La Trasfigurazione è un dipinto a olio su tavola (405x278 cm) di Raffaello, databile al 1518-1520 e conservato nella Pinacoteca vaticana.

È l'ultima opera eseguita dall'artista prima di morire, completata nella parte inferiore da Giulio Romano.

Storia[modifica | modifica sorgente]

Alla fine del 1516 o all'inizio del 1517 Giulio de' Medici (futuro Papa Clemente VII) commissionò due pale d'altare per la cattedrale della sede episopale di Narbonne, di cui era titolare dal 1515, una a Sebastiano del Piombo (la Resurrezione di Lazzaro, in parte disegnata da Michelangelo) e una a Raffello, la Trasfigurazione appunto[1].

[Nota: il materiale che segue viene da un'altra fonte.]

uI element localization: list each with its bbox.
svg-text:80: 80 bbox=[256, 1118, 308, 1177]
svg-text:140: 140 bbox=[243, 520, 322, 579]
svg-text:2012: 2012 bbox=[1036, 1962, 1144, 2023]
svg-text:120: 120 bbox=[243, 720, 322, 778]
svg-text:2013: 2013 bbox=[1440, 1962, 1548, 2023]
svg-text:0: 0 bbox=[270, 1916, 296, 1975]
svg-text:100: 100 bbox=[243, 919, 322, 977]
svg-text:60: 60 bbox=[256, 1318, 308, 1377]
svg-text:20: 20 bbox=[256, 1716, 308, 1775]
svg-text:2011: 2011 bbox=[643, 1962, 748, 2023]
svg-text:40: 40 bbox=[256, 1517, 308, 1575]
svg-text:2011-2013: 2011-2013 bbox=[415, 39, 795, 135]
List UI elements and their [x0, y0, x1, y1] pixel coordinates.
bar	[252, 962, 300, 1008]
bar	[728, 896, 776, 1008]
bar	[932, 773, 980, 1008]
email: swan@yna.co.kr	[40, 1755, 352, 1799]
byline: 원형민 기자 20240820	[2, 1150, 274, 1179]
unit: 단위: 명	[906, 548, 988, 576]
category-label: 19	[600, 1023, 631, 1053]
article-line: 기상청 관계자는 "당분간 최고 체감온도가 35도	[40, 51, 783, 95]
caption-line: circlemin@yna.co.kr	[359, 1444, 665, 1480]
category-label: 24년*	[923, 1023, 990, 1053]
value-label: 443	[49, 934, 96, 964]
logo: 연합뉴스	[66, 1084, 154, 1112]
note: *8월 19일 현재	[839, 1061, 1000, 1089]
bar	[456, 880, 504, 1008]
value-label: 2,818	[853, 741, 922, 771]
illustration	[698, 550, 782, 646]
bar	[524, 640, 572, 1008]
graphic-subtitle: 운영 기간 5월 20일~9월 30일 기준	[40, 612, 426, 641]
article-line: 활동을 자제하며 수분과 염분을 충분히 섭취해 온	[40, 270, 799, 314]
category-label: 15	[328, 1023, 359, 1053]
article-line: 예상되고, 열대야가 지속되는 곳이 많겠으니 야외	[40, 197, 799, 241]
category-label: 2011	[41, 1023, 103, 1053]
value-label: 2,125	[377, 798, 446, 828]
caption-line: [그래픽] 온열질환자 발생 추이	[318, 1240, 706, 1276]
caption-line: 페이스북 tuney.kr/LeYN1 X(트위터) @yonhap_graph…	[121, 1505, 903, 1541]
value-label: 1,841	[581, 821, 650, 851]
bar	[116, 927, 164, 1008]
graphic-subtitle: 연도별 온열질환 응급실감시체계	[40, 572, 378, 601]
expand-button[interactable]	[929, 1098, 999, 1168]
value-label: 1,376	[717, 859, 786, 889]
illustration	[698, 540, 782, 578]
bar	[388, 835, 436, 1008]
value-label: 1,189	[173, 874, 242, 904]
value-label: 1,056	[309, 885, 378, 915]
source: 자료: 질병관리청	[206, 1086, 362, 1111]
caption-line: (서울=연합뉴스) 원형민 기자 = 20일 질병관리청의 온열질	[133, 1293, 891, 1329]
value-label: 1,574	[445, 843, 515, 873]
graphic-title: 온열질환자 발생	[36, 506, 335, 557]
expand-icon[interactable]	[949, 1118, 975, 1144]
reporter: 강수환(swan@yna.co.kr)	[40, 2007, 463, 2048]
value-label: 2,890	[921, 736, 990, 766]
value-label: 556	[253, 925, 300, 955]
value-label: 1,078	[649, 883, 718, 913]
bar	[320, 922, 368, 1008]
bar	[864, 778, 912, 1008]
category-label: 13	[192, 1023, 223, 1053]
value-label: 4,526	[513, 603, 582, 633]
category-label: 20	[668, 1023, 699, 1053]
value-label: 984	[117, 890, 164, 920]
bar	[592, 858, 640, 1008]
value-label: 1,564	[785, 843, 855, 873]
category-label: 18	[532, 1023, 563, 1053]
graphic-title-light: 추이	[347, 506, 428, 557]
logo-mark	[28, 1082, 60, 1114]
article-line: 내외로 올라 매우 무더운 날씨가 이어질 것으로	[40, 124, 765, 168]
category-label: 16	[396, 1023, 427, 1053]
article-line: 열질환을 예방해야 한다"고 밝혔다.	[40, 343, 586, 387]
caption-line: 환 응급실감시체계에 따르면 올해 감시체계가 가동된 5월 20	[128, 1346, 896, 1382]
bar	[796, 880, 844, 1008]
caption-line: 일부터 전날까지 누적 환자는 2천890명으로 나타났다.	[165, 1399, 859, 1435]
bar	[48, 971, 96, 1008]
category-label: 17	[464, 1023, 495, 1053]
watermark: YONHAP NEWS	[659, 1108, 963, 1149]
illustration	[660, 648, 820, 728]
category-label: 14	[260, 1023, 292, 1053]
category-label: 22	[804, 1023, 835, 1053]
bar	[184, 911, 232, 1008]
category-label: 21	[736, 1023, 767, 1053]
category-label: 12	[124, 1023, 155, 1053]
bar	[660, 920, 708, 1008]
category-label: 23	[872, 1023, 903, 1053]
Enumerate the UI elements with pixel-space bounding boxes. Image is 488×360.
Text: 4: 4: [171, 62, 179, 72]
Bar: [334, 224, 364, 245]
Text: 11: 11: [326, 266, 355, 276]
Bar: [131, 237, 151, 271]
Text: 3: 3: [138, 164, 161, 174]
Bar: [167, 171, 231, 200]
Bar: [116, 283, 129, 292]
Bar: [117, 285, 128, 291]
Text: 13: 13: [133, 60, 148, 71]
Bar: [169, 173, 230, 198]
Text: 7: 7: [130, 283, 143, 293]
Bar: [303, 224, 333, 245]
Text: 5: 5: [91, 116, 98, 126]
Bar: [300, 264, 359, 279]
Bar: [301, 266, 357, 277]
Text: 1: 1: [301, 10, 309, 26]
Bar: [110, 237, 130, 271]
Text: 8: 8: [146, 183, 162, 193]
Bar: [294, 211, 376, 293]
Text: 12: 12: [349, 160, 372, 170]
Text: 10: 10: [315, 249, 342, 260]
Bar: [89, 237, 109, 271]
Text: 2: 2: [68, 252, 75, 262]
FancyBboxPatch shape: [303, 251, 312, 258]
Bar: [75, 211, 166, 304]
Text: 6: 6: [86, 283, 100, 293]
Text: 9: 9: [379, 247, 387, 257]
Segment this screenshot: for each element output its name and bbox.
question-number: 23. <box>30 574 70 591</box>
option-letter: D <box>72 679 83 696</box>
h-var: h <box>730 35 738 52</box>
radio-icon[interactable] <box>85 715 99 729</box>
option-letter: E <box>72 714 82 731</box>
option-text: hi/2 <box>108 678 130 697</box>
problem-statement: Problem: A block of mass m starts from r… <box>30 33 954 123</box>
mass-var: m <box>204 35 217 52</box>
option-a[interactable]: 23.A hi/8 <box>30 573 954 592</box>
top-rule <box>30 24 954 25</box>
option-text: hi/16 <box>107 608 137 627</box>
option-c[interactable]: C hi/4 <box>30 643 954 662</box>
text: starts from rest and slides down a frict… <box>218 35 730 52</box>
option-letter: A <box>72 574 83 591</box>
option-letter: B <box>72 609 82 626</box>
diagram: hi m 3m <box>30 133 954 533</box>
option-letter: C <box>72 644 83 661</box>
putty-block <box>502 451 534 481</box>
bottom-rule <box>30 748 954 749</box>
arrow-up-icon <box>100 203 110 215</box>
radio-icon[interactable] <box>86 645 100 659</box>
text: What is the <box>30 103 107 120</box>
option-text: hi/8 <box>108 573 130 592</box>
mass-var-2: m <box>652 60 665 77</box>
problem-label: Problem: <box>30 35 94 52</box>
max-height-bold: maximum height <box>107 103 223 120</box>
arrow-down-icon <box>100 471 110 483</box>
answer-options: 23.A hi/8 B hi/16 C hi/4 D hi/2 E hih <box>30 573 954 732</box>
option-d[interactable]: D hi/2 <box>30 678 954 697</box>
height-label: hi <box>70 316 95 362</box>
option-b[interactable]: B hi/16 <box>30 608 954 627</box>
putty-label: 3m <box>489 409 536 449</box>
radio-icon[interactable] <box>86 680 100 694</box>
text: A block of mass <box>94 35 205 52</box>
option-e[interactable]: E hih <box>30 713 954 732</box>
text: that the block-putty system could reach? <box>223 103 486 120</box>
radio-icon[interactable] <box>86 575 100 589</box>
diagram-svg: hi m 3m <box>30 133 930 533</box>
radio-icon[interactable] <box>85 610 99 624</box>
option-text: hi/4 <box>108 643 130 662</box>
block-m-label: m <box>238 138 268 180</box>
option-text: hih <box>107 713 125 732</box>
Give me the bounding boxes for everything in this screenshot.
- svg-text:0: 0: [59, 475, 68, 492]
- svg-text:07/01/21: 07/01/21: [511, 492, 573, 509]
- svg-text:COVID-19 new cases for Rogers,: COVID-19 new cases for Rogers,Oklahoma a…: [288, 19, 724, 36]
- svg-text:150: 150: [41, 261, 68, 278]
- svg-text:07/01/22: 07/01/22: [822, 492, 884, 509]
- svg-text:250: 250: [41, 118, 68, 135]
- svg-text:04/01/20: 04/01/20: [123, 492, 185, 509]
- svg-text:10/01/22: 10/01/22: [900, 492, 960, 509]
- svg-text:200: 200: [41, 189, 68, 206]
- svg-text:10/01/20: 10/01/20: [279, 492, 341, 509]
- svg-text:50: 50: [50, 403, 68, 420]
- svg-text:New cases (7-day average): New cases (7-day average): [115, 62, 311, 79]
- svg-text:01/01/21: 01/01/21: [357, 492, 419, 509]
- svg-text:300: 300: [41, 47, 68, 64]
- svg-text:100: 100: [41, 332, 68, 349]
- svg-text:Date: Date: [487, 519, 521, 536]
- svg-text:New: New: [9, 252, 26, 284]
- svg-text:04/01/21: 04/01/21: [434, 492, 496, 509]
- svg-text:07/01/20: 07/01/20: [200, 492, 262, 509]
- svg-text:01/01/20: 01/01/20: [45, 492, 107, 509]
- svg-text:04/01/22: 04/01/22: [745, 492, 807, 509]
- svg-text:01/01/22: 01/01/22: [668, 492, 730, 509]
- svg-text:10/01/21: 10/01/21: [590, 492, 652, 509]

Una lettera di Leonardo Sellaio a Michelangelo datata 19 gennaio 1517 accenna alla doppia commissione, ricordando il disappunto del Sanzio per essere finito in quella sorta di competizione: «Ora mi pare che Raffaello metta sotosopra el mondo, perché lui [il Piombo] non la faca [faccia], per non venire a' paraghonj»[2].

Schizzo per una composizione
Studio preparatorio, Ashmolean Museum

Nel 1520 però, quando doveva essere forse a metà della pala, Raffaello morì e in quella circostanza, riporta Vasari, la Trasfigurazione fu collocata davanti al suo letto di morte. Già nel 1520 l'opera si diffuse mediante la pubblicazione di un'incisione, ma tale doveva essere l'interesse del pubblico, che vennero prodotte stampe tratte da un disegno preparatorio, in cui tutte le figure apparivano nude[1].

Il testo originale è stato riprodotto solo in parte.